To win an NCAA championship is one thing, but to do it in a historic fashion, as Kansas did, is incredible.
Coming into yesterday’s game, the Kansas Jayhawks only trailed once at halftime, which was against Miami in the Elite Eight, when the Jayhawks trailed by five at the half but turned it into 26 point win, which is unthinkable, right?
Well, the Jayhawks made an even more insane turnaround last night at halftime, turning a 15 point deficit into a 72-69 triumph, something that has never been done before. The biggest halftime deficit ever turned around in a national title game was 10 points when Kentucky came back to beat Utah.
To begin the game, Kansas replicated its hot start against Villanova in the final four, pushing the ball, and scoring efficiently. But, North Carolina responded quickly and took control of the game with its relentless hustle.
Led by Armando Bacot’s remarkable effort on the offensive rebounding side, by the way, he was not physically at 100 percent, UNC gained an immense 14-0 advantage in second-chance points while holding the suffering Jayhawks to a 1-for-7 stretch on offense.

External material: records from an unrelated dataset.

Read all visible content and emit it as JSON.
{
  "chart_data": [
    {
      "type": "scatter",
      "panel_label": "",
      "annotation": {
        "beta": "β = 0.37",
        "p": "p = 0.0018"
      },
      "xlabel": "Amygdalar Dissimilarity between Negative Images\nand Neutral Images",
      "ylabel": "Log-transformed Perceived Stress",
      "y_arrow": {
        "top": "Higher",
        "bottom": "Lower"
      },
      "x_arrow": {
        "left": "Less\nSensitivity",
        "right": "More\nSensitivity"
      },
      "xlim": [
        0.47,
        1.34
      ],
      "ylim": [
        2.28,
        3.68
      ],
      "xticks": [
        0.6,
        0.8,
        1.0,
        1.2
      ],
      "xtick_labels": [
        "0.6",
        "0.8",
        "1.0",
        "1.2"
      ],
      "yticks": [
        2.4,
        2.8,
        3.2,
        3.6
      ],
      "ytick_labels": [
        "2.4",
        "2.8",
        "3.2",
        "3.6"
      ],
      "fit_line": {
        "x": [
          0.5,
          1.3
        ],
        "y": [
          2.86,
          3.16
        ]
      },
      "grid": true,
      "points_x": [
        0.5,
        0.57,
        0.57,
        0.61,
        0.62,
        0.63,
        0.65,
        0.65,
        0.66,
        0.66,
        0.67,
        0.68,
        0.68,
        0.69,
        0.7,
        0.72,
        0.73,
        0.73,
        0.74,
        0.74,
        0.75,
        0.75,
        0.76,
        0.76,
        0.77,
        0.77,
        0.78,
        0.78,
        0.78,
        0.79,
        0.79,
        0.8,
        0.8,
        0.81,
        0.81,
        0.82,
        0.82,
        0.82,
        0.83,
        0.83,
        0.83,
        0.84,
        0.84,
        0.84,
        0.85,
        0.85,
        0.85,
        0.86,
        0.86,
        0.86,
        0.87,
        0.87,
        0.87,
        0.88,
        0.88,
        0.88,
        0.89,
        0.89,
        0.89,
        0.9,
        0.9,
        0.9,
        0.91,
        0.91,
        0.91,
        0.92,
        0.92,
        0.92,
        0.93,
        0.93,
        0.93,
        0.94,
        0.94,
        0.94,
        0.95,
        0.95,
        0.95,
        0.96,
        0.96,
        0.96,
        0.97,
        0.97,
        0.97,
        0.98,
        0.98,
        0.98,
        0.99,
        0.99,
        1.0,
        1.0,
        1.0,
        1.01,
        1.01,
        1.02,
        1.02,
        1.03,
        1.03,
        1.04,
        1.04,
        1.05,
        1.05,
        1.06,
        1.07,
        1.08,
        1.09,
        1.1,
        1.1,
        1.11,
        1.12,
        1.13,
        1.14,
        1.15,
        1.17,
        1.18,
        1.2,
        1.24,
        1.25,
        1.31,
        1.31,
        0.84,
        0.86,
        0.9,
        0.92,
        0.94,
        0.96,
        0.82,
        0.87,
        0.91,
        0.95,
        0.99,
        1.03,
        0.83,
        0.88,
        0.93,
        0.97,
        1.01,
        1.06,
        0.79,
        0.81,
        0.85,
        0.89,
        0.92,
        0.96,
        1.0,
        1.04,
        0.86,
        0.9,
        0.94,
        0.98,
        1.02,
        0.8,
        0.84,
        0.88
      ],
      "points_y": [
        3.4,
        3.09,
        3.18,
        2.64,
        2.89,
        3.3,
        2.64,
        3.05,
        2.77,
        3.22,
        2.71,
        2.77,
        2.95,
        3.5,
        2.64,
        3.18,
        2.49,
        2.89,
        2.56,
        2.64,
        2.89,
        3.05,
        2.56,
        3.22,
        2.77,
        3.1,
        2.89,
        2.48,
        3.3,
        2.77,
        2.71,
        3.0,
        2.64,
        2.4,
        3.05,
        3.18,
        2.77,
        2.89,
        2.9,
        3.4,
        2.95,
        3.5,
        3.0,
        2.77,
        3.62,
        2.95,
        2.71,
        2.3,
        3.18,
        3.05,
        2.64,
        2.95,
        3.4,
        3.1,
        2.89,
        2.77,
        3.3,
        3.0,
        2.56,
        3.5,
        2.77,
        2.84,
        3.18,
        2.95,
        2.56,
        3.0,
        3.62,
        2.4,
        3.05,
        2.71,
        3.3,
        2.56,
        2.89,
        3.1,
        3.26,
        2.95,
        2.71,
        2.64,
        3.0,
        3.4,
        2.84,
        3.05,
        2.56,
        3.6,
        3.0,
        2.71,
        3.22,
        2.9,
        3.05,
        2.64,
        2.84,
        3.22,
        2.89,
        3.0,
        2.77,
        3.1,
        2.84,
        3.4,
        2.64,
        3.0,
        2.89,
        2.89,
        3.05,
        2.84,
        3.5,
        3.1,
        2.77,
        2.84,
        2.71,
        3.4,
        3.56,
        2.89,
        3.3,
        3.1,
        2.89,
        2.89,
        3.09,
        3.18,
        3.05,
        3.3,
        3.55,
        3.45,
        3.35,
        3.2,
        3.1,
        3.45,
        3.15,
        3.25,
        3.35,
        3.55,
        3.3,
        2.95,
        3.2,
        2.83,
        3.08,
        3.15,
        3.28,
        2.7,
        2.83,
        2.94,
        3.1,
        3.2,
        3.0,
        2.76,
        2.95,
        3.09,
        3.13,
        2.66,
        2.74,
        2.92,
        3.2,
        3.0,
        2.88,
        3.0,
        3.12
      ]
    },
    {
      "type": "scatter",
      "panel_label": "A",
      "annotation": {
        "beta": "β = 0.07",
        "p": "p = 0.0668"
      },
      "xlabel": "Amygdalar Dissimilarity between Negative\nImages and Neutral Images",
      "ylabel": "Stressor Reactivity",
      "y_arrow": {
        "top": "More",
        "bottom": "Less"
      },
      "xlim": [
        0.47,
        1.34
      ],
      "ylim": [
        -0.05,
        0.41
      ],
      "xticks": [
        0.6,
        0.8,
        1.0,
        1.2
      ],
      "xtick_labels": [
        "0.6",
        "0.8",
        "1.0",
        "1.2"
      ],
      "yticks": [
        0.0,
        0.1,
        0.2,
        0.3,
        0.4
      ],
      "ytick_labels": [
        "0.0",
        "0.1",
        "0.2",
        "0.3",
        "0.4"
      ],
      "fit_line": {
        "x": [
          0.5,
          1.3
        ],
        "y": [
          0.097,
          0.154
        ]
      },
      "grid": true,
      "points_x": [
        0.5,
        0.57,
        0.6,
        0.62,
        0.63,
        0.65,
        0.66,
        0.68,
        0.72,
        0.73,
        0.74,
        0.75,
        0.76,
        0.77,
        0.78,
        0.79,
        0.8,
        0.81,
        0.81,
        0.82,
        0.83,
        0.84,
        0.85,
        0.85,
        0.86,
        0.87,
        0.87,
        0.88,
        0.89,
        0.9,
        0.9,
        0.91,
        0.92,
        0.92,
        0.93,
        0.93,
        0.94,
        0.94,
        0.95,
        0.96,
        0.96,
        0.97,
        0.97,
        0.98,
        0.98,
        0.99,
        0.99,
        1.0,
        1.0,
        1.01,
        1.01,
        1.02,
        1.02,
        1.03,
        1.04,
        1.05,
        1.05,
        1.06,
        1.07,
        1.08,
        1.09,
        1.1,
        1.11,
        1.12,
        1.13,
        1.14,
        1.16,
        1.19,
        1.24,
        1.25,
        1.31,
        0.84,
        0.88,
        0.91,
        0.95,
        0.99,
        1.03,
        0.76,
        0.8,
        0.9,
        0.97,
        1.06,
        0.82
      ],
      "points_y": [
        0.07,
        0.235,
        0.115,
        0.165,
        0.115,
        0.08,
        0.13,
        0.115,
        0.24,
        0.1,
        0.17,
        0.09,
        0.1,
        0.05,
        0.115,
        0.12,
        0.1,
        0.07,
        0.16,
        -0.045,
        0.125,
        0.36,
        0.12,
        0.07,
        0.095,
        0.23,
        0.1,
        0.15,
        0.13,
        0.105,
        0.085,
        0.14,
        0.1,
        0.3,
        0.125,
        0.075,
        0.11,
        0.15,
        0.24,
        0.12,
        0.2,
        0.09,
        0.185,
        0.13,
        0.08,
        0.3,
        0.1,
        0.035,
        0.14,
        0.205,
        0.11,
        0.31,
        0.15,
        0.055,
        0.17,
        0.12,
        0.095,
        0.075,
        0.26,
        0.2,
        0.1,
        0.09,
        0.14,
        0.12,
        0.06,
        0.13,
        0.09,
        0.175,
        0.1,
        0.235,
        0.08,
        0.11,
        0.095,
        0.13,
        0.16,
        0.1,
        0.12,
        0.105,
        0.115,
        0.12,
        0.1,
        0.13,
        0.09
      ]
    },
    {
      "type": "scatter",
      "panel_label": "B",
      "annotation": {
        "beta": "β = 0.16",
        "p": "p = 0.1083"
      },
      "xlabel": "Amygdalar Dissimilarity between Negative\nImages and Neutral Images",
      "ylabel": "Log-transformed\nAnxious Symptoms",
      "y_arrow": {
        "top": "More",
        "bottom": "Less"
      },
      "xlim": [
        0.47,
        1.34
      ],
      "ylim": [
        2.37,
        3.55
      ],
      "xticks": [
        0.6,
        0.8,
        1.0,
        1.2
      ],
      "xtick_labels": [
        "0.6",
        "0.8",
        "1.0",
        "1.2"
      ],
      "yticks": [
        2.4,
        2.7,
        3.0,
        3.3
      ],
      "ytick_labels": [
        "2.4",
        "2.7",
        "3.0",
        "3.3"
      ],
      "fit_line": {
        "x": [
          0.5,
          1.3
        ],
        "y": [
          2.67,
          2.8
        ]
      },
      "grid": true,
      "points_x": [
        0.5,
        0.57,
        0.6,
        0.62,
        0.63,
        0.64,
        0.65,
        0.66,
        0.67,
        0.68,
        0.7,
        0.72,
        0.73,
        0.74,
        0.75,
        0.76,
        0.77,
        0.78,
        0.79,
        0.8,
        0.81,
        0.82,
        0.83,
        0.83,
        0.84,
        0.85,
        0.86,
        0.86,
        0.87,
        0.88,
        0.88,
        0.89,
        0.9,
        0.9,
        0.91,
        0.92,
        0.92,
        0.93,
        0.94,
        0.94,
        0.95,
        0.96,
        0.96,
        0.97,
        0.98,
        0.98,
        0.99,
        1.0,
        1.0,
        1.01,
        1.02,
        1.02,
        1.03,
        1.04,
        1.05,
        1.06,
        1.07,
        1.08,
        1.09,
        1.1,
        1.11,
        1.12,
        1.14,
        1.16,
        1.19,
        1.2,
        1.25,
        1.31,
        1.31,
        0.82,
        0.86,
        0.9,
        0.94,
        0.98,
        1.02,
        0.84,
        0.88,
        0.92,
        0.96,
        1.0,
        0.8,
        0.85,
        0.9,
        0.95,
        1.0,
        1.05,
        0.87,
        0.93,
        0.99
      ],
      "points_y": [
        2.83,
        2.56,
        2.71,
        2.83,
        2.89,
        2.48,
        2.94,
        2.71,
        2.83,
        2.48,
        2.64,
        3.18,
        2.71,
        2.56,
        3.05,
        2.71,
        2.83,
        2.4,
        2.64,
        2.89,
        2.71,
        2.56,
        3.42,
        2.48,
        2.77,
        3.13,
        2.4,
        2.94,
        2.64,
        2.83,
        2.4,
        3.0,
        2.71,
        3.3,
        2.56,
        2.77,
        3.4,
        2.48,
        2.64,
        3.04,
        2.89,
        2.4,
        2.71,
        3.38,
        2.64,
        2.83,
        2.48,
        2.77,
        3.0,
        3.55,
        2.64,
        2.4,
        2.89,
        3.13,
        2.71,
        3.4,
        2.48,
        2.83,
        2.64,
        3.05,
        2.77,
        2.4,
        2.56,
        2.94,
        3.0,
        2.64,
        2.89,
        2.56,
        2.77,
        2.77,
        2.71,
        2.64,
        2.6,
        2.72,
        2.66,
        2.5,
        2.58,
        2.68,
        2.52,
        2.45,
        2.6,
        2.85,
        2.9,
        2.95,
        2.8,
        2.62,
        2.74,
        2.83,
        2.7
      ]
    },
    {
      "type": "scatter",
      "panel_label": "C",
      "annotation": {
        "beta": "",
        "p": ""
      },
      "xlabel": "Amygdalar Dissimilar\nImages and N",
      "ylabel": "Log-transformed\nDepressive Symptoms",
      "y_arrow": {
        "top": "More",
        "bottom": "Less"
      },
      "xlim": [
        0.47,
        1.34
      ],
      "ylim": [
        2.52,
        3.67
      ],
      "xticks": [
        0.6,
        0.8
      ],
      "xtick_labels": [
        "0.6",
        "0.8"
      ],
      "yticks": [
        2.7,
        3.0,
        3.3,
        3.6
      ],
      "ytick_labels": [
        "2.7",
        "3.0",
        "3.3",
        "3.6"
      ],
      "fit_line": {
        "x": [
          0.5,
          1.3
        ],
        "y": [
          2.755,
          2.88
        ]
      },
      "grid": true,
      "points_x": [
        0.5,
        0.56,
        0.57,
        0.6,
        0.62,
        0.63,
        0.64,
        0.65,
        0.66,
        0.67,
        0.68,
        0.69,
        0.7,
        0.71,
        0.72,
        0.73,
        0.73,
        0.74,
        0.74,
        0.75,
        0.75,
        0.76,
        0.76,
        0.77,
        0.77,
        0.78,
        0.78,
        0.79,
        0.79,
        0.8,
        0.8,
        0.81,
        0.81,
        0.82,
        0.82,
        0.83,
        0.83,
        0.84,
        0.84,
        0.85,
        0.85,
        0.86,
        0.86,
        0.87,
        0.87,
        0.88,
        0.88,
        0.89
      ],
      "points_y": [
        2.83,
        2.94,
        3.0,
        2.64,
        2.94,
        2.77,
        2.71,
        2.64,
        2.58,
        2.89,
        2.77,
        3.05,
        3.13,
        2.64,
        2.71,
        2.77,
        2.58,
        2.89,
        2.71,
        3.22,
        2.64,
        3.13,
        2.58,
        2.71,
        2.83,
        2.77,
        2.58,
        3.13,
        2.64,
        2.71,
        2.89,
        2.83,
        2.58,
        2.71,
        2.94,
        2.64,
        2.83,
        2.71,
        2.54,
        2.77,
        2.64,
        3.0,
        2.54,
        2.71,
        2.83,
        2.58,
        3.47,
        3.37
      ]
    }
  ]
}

With great effort on both ends of the floor and their bully-ball strategy, the Tar Heels went on an outrageous 16-0 run, taking a 38-22 lead. Kansas struggled severely, as they went five minutes and 40 seconds straight without a made basket until Ochai Agbaji scored in the final 23 seconds of the half to end 40-25.
91% win probability at halftime — biggest collapse in title game history pic.twitter.com/cW5CQl7XXJ
— Pick Six Previews (@PickSixPreviews) April 5, 2022
At the half, the Tar Heels were riding high. Their coach was hyped during the halftime interview, the fans were roaring, and the players were pumped. UNC also had a 91 percent win probability. But, somehow, someway, they would go on to lose.
Nobody knows what Kansas head coach Bill Self said in the locker room at the half, but whatever it was, it definitely worked as the Jayhawks came out roaring to begin the second period. Led by Christian Brauns, the Jayhawks went on a 20-6 run, cutting the UNC lead to one, and thanks to an Agbaji free throw, the game was knotted at 50-50, and UNC saw their incredible lead and odds of winning the game diminish enormously at just the 10-minute mark.
For the rest of the game, both teams went back and forth. Then, Bacot went down with an ankle injury, and Kansas took the lead 70-69 with 38 seconds to go. Noticing the advantage they had with Bacot out, the Jayhawks immediately went to David McCormack down low, who effortlessly got into the paint to increase the Jayhawks’ lead to 72-69.
With 4.3 seconds left, UNC did have one more chance to send the game to overtime with a chance to win, but the Caleb Love three didn’t fall, and the Jayhawks completed the largest comeback in championship game history.
Another history-making moment happened during this year’s games. This time it was when the University of South Carolina triumphed over the University of Connecticut with a score of 64-49, making the Gamecocks the 2022 NCAA March Madness champions in the women’s bracket.
Sunday’s victory marked South Carolina’s second national title, elevating coach Dawn Staley, a three-time gold medal Olympian, to become the first Black coach with two Division I titles.
For Connecticut, Sunday’s game was the first loss in 12 NCAA title games.